I was adding a book recommendation to the “other books” section when I found myself arguing with my own description to the book. The book I am recommending is a book for learning C, “The C Programming Language” by Kernighan and Ritchie. I’m sure many people know about this book, but I feel the book cannot be recommended enough. The description I gave is as follows:
A must read for anyone who wants to learn a language built on top of C. If you don’t know who Kernighan is then you should find out!! Apple’s book on Objective-C “Inside Cocoa: Object-Oriented Programming and the Objective-C Language” recommends one book, this one (Chapter 1 p13). Need I say more.
Yes, I agree this is a supplemental reading. Yes, I know this book is for pointer loving bit flipping freaks. Yes, I know Cocoa is a higher level language and a much more elegant way to program.
But…….
After drinking the Kool Aid and pledging my elegance to OOP, I have to admit that I grab this book as much as I grab any other. I’m not in any way saying that procedural programming is the way to go. Cocoa is where it’s at!! I do think that this book still needs to be recommended. Apple will even fall back on simple C function calls when speed is critical.
void NSFrameRect(NSRect aRect); void NSFrameRectFillList(const NSRect *rects, int count);
IMHO encapsulating to the point of rarely passing pointers is a bad habit to get into. Setters and Getters make for clean interfaces, but don’t kill yourself over it. Almost all Cocoa programming books ignore the issue of how to mix C code with Objective C code. Many Cocoa books will make a passing statement like “Objective-C is a superset of C so you can do things the C way if you want to”, but Cocoa book authors are so consumed with preaching the ways of OOP they forget to explain how to hack for efficiency.
Yes, unexpected things will happen when you stop encapsulating all of you data. Yes, objects that are not encapsulated should not be considered true objects. Yes, hacking for efficiency creates bugs that are hard to trace and makes your code less self documenting.
But………
If done carefully and with discretion, passing pointers to instance variables is a practice that has a place in Cocoa programming. Wrapping objects that share data into a single autonomous object should be a design apprach to consider.
any thoughts?
Like a lot of stuff in programming, it takes experience and judgment (and making lots of mistakes :-) when deciding where to break the encapsulation barrier. The BigNerdRanch folks told us to Prefer objects, but when things make more sense as structs, make them structs. particularly short-lived stuff (like NSRanges), or things that are small and lightweight (like NSRects. adding an extra 4 bytes to an NSRect for the Objective-C isa pointer is significant. An extra 4 bytes to an NSTextView for instance isn’t significant)
as you noticed in Apple’s/NeXT’s stuff, they pass these small structs by value. The extra bytes wasted on the stack is made up for in time not spent dereferencing pointers to the structures.
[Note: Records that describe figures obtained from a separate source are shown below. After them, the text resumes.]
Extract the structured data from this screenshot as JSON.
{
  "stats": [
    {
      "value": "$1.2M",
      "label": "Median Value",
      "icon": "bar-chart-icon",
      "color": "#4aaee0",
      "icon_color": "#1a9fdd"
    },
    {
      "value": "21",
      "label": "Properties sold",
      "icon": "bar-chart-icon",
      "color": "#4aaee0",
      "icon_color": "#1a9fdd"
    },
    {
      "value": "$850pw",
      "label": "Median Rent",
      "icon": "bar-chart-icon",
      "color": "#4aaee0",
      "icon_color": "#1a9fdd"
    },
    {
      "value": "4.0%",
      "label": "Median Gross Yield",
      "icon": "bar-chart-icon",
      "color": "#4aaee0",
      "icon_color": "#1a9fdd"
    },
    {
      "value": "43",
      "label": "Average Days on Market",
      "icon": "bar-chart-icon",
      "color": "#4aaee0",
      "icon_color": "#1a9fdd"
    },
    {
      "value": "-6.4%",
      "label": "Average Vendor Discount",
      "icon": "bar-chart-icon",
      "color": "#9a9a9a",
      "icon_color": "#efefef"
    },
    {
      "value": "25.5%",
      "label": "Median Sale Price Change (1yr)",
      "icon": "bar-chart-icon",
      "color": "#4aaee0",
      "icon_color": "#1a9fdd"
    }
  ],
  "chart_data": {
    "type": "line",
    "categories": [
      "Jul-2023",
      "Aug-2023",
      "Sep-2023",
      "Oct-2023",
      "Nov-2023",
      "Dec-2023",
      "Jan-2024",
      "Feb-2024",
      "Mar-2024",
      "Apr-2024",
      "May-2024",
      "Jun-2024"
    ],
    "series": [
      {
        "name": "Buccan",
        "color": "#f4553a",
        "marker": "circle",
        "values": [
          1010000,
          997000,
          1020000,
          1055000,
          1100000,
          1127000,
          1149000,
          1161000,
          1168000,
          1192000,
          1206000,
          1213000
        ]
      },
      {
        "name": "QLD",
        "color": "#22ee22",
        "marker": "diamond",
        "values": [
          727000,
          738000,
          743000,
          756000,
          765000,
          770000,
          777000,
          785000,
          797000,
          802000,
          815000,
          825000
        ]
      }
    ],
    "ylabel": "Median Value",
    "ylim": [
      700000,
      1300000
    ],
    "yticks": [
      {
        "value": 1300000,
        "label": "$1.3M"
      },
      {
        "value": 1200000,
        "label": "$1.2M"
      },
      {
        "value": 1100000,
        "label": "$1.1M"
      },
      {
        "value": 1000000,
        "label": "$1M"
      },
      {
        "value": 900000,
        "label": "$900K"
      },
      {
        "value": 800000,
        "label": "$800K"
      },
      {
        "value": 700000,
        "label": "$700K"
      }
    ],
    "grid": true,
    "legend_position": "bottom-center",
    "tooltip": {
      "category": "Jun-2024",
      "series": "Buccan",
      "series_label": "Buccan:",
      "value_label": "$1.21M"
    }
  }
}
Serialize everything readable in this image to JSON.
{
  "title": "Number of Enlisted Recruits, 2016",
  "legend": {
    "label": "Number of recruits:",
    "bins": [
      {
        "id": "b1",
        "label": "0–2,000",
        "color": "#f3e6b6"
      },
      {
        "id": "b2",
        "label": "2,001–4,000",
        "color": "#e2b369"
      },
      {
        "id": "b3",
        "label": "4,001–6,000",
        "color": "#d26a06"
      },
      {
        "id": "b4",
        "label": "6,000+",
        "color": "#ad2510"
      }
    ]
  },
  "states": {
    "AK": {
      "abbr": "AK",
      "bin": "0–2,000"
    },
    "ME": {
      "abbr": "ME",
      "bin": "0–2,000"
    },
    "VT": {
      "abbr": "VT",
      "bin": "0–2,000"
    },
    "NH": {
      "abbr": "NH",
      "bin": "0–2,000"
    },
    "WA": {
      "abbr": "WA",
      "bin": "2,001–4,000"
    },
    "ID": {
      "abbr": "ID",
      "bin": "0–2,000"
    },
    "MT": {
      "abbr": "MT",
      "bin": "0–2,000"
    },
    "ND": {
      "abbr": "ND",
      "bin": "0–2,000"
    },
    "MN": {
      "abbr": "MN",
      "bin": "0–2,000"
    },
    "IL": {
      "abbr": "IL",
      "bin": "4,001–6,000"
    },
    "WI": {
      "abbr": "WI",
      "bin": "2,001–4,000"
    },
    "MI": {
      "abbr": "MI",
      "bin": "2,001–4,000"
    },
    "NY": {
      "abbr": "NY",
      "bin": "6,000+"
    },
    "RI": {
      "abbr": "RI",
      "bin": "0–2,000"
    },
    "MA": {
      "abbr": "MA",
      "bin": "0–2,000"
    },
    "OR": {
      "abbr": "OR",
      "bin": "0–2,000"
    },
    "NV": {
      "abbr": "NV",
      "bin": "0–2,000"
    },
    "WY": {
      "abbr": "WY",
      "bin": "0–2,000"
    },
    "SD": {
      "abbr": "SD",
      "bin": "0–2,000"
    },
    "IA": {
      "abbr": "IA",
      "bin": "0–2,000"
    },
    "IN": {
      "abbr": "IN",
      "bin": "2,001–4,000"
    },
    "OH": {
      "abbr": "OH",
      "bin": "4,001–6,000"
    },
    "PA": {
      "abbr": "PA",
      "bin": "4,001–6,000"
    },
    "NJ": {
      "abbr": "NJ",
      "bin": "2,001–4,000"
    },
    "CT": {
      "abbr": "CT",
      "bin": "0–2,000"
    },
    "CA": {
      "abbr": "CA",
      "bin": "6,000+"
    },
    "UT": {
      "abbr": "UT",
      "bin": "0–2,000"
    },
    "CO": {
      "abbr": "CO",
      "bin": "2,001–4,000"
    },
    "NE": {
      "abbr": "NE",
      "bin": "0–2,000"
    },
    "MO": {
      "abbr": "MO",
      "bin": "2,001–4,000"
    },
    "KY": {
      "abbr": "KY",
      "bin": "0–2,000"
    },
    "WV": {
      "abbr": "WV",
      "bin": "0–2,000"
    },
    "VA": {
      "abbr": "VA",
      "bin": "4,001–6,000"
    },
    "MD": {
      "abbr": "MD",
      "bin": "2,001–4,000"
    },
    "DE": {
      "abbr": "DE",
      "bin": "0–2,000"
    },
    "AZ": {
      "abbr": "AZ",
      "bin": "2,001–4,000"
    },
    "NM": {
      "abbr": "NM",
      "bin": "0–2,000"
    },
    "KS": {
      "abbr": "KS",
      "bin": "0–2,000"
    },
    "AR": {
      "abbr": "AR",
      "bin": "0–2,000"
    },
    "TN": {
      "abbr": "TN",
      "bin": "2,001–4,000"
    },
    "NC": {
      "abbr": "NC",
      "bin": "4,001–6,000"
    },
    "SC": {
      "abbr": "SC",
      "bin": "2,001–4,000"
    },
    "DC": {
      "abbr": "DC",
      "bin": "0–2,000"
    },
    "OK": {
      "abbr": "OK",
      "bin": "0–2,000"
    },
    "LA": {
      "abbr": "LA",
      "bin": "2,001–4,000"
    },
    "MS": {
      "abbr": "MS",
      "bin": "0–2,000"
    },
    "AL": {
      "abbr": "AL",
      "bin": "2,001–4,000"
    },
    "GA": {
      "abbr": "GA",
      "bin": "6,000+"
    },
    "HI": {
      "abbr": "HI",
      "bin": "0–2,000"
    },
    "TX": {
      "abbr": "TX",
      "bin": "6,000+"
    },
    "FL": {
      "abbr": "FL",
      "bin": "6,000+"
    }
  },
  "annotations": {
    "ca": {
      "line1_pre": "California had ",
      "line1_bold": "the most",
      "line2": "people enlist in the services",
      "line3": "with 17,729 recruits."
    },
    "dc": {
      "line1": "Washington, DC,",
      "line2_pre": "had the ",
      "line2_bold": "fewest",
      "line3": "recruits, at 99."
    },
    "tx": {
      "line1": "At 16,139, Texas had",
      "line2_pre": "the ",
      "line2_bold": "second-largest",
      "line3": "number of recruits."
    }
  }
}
When to go ‘low level’ in your own clases, by exposing implementation details directly (vs hiding them in setters and getters) is a design choice. In general I like to postpone optimizations like those until I’ve had a chance to measure where the problems actually are. You can cause yourself more headache in maintenance by exposing details than you save in run-time.
Make it work, then optimise it.
But remember, sometimes using a struct is the easiest way of doing things as well as the cheapest. NSRect would make no sense as an object.
On topic: anything’s fair as long as you document the behavior and follow the rules. For example, I might write an object that returns a reference to an ivar. That reference might be a pointer to a char *, or maybe even a pointer to another Objective C object. In my header file I list the rules (“the caller must not free the pointer…” or whatever).
Off topic: I can’t imagine life without the K&R. It’s perhaps the best programming language book ever written. But then again, C is probably my favorite programming language. I think that’s why I like Objective C a lot more than the leading brands (C++, Java).